Liberation, a French daily, reports about the story of North Korean refugee Jung Gwang-il who sends Hollywood movies and Korean soap operas on USB sticks into North Korea via drones, on March 12.
“Create gradual change, the prelude to the radical turn that will sooner or later occur in North Korea.”
The French daily Liberation recently wrote about North Korean refugee Jung Gwang-il who sends drones into North Korea carrying USB sticks onto which have been saved non-Korea movies and Korean soap operas.
Under the headline “Jung Gwang-il veut libérer la Corée du Nord avec des clés USB" (Jung Gwang-il wants to liberate North Korea with USB sticks), the newspaper wrote about his life in the North and his life after escaping, on March 12.
After he fled North Korea, he established the NGO No Chains for North Korea, which has been sending many kinds of digital content into North Korea for eight years now. His aim is “to break the brainwashing and to show the North Koreans the difference between their lives and the outside world."
Liberation said, “There's no internet, or very little internet, and it’s not for the ordinary citizens. Access to information and to pop culture is his weapon against the dictatorship.”
The newspaper also wrote about his life and the way in which it was “made of repression and exile.”
Jung, born in 1963 in China, lost his father during the Cultural Revolution. His mother took her five children, including him, to North Korea. After serving in the North Korean army for 10 years, he traveled to China for the first time in 1995. There, he encountered South Korea’s TV shows and news programs, after which he started to doubt everything he learned about the North Korean system. In 1999, he was accused of espionage and underwent many hardships in the Yodok Prison Camp for four years, until his informant got arrested in 2003. He then escaped to China and eventually crossed the border into Cambodia. He then went to Thailand, and finally reached Seoul.
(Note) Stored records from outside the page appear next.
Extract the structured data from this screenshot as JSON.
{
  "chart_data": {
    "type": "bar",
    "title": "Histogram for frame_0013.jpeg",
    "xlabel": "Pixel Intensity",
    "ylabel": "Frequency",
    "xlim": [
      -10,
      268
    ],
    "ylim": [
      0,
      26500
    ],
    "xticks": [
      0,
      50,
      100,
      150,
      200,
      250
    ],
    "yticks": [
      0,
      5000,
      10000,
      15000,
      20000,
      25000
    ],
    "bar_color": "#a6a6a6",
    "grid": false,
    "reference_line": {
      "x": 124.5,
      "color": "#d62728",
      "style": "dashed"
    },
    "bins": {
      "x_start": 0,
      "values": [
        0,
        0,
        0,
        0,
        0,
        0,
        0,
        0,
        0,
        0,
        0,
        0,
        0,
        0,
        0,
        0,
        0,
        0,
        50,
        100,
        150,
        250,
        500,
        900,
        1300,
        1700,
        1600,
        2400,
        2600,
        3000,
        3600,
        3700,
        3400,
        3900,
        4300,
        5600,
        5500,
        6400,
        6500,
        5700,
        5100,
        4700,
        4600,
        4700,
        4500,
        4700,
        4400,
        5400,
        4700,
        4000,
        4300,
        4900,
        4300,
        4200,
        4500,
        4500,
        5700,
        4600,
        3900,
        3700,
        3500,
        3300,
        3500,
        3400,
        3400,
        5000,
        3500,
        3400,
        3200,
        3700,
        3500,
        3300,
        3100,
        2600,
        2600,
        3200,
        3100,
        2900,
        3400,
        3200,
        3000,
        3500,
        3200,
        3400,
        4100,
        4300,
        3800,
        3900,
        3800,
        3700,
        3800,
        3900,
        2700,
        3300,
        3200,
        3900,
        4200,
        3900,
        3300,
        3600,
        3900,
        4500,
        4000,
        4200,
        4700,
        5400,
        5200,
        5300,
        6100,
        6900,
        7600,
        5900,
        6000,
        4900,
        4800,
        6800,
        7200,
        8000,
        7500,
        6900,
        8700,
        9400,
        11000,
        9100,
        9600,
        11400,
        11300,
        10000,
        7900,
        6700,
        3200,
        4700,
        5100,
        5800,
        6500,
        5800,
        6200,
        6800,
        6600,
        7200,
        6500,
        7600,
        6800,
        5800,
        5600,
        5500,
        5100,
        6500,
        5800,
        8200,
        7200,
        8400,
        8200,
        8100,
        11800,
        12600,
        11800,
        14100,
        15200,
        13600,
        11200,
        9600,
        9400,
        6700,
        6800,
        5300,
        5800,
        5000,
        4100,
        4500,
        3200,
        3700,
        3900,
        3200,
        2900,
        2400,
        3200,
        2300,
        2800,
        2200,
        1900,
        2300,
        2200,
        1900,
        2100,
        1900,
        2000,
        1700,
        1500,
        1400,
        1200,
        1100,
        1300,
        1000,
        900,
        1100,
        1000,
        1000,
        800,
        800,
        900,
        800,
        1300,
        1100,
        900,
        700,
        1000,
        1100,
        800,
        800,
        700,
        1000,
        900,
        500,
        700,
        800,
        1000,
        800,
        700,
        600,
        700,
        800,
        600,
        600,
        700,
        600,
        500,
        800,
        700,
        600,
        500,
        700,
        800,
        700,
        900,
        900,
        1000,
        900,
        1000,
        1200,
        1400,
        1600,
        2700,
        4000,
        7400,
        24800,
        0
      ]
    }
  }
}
In 2013, he reported about the slavery he endured in the Yodok Prison Camp as part of a commission of inquiry by the United Nations.
After settling in South Korea, Jung realized how much people in the North lacked information. He started to send CDs and DVDs of movies and soap operas and passed them to smugglers and traders to spread them among North Korean residents. With the advance of technology, storage devices shrunk in size to USBs or micro-SD memory cards. These can be played with the Chinese media device Notel that is becoming more and more prevalent in North Korean homes.
As it became more and more difficult to pass media content through the merchants, Jung and his colleagues started using helicopter drones. They also diversified the range of content: North American or European documentaries and films, videos made by South Korean students and testimonies from other North Korean defectors.
Jung said his contacts in the North say that movies like “The Hunger Games” and “Mad Max” are popular there. He thinks that they are popular because they show dystopian societies, and people in the North see it as being in common with their lives.
“The way North Koreans see their own country and the rest of the world is changing,” said the newspaper Liberation. “The defectors will continue to send echoes from the outside world, with the certainty that no tyranny lasts forever.”